Kaç dakika oldu bilmiyorum ama bir süredir aynanın karşısında öcü görmüş gibi bakıyordum. Aylar önce ensemde kestirdigim saclarimin uzayıp sırtıma uzanmaya başlamışlardı. Küçükken hep uzatirdim saçlarımi ve annemde Her sabah tarayip örerdi. Keşke geri gelseydi annem. Keşke yine "Nergiz kokulu prensesim" deseydi. KEŞKE...
Aynada ki görüntümle bakismaya devam ediyordum ki odaya 'cici annem' girdi."Dilan yemek hazır. Babanla birlikte seni bekliyoruz. Lütfen daha fazla bekletme" dedi ve odamdan uzaklaştı. Saate baktığımda akşam yemegine geciktigimi anladım. Merdivenleri inmeye başladım. Ev üç katliydi ve benim Odam ikinci kattaydi. Üst katta ise babam ve Esma kalıyordu. merdivenlerden indigimde kısık sesle birşeyler konusuyorlardi.Ama beni fark edince susup gözlerini bana çevirdiler. Masadaki yerime geçip yemegime odaklandim. Bir süre ortama sessizlik hakim kaldı .

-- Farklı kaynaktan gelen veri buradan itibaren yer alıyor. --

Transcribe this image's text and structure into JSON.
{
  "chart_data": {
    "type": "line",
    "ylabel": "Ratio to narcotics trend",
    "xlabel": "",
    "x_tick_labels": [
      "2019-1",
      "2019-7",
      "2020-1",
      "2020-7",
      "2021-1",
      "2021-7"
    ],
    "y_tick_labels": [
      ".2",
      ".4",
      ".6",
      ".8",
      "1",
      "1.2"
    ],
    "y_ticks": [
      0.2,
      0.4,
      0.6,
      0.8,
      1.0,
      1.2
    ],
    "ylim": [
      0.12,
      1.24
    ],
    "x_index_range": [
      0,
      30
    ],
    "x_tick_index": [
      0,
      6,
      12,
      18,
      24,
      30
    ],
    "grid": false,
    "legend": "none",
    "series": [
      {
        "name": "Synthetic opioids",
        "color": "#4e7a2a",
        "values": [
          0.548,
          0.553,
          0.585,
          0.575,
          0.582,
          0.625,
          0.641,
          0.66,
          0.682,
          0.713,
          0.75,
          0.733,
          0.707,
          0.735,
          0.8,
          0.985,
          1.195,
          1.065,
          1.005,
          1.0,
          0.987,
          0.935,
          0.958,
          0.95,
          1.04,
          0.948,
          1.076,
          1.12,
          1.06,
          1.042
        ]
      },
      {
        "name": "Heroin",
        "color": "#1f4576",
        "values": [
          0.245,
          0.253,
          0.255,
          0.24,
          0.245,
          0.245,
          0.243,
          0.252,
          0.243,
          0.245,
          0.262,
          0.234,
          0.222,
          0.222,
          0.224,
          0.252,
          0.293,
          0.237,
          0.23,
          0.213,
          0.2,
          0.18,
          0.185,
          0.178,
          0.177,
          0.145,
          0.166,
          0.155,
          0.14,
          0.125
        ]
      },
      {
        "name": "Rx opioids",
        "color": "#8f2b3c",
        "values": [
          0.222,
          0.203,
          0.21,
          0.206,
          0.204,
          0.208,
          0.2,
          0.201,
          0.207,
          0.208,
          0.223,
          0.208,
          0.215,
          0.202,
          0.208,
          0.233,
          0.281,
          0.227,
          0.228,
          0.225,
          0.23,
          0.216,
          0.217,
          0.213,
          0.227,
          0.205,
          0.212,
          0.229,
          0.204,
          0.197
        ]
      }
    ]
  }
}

Fakat fazla zaman geçmeden babam bana "Kızım,diyorum ki yarın Esma ile alışverişe çıkın. Okul için birşeyler alırsınız. Ben de geçen de bahsettigim okula kaydını yaptiririm. Size uyar değil mi? " dedi.
Henüz ben cevap vermemistim ki Esma "Tabi hayatım. Zaten iki gün sonra okullar açılıyor. "dedi.
Önceki okulum da çocuğun birini fena halde dövmüştüm. Ufak tefek biri olduğu için pek zorlanmamistim. Haksızlık karşısında sakin kalmamıştım ve sonuç olarakta okuldan uzaklastirma cezası almıştım. Önceki devamsizliklarimin üzerine birde onlar eklenince sınıf tekrarı yapmak zorunda kaldım. Yalan soyleyemeyecegim yeni okulum için heyecanlaniyordum. Hatta belkide mutlu oluyordum. Çünkü okula gitmeyeli altı ay kadar olmuştu. Bu yıl 11. sınıfa tekrar gidecektim.
"Peki ben odamdayim."dedim ve masadan kalktım. Sanırım sorun cikarmadigim içindi yüzlerinde ki hafif gülümseme.
Odama çıktım,duş aldım ve yatağıma yayildim. sonra komodinin üzerinden telefonumu ve kulakligimi aldım. Müzik listemden Burcu Tatlises ' i buldum ve dinlemeye başladım.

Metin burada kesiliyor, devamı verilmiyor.